You only need to look to the high street banks who offer high rates of interest but who will only allow you to invest monthly for a maximum of 12 months. Most ISA allowances, be it the stocks and shares element or cash, are fed monthly as opposed to a lump sum.
Why invest on a regular basis
There are many reasons why you would want to invest a certain amount of money on a regular basis.
You could be saving to pay for your children’s ongoing education costs or your own retirement. You could be investing your money to cover the costs of any future plans you have to upgrade your current home, buy a larger house or purchase a second home abroad.
On the other hand, you could be wanting to reduce the amount of tax you pay. Regularly investing in, for example, an ISA to not pay tax on the interest or growth, or contributing to your pension to gain invaluable tax relief is a highly tax efficient way of saving for the future.
Benefits of investing on a regular basis
A major dilemma faced by many investors is market timing. Diving in and out of markets on a regular basis requires constant monitoring and the ability to act swiftly. If you time it wrong and end up investing at a peak, you may find yourself slipping into the red quite quickly.
As the saying goes, it’s time IN the market that counts not TIMING the markets.
One of the key benefits of investing in a unit trust fund or investment trust scheme, such as an ISA or pension, on a regular basis is a technique called pound cost averaging. The aim is to lower the overall cost of the units purchased over time.

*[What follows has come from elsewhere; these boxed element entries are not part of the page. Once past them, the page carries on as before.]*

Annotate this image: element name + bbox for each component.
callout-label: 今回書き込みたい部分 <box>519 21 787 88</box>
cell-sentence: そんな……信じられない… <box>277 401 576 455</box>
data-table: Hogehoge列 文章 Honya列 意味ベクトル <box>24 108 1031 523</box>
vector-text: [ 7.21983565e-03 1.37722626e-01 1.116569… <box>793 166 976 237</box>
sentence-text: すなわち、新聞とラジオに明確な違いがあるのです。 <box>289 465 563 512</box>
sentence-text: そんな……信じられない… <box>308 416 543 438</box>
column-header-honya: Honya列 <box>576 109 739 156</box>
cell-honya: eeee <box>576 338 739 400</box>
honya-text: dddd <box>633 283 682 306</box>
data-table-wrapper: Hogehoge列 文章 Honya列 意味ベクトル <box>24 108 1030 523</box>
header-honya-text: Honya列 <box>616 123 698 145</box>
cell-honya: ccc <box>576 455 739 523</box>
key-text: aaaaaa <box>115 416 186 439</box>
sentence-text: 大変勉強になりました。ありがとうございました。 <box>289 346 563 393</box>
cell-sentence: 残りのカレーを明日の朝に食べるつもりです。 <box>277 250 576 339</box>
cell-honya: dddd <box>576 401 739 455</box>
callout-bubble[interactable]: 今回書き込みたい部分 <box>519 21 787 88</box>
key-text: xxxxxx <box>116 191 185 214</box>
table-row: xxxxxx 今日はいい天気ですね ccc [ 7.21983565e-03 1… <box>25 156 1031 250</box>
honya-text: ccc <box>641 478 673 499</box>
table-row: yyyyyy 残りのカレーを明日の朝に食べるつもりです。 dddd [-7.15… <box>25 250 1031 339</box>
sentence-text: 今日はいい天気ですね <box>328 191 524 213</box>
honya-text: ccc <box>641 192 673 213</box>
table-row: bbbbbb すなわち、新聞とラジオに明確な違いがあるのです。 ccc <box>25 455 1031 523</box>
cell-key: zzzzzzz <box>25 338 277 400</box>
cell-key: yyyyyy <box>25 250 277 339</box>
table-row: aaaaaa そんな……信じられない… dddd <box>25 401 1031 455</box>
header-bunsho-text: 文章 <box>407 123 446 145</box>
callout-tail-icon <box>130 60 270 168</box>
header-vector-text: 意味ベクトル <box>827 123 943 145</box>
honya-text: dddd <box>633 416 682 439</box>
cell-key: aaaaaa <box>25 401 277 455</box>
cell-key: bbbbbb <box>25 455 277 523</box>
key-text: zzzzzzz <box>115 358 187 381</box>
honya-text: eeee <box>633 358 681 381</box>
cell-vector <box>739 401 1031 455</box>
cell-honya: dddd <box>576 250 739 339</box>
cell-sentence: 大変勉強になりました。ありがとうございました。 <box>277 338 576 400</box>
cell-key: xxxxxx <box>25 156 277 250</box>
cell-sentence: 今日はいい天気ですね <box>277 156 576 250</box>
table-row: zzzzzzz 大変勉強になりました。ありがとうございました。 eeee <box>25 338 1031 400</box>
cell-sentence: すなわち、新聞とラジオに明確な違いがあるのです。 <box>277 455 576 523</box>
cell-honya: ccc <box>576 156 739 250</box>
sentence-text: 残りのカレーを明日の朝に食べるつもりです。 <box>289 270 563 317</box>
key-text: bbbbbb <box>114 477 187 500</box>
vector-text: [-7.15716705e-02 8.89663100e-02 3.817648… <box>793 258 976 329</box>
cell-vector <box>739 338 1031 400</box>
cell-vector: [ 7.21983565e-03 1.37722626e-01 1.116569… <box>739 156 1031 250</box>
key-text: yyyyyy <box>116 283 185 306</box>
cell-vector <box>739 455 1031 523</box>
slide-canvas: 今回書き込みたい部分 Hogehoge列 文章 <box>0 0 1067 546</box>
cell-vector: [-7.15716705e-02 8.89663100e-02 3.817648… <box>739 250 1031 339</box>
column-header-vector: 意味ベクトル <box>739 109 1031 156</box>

It means that more units are purchased when the prices are low, whilst fewer units are purchased when the prices are high. In so doing, the total average cost per unit of the investment is lowered. It also smooths out the risk in the long term.
It is possible to use this technique even when investing a lump sum by staging your investment into the market. This technique works well in a falling market but not so well in a rising market.
So which is better: investing monthly or in one lump sum?
As with all techniques there are advantages and disadvantages, and markets seldom work in one trajectory; they fall and rise. Benefiting from pound cost averaging by investing on a regular basis is liked by many as it spreads out the market timing and thereby removes some of the risk.
For many, investing monthly is the only option available. For others, a combination of regular contributions topped up at the end of the tax year by a lump sum (often after paying the tax bill!) works better.
Ultimately, whether you invest on a regular basis or a lump sum very much depends on many factors including your own cash flow, how much you are investing, what return on investment you are looking for, your age, overall financial portfolio and individual circumstances.
Remember, the value of investments can fall as well as rise whichever way you choose to contribute and you could get back less than you invest. We always recommend seeking independent advice to ensure that an investment is suitable for you.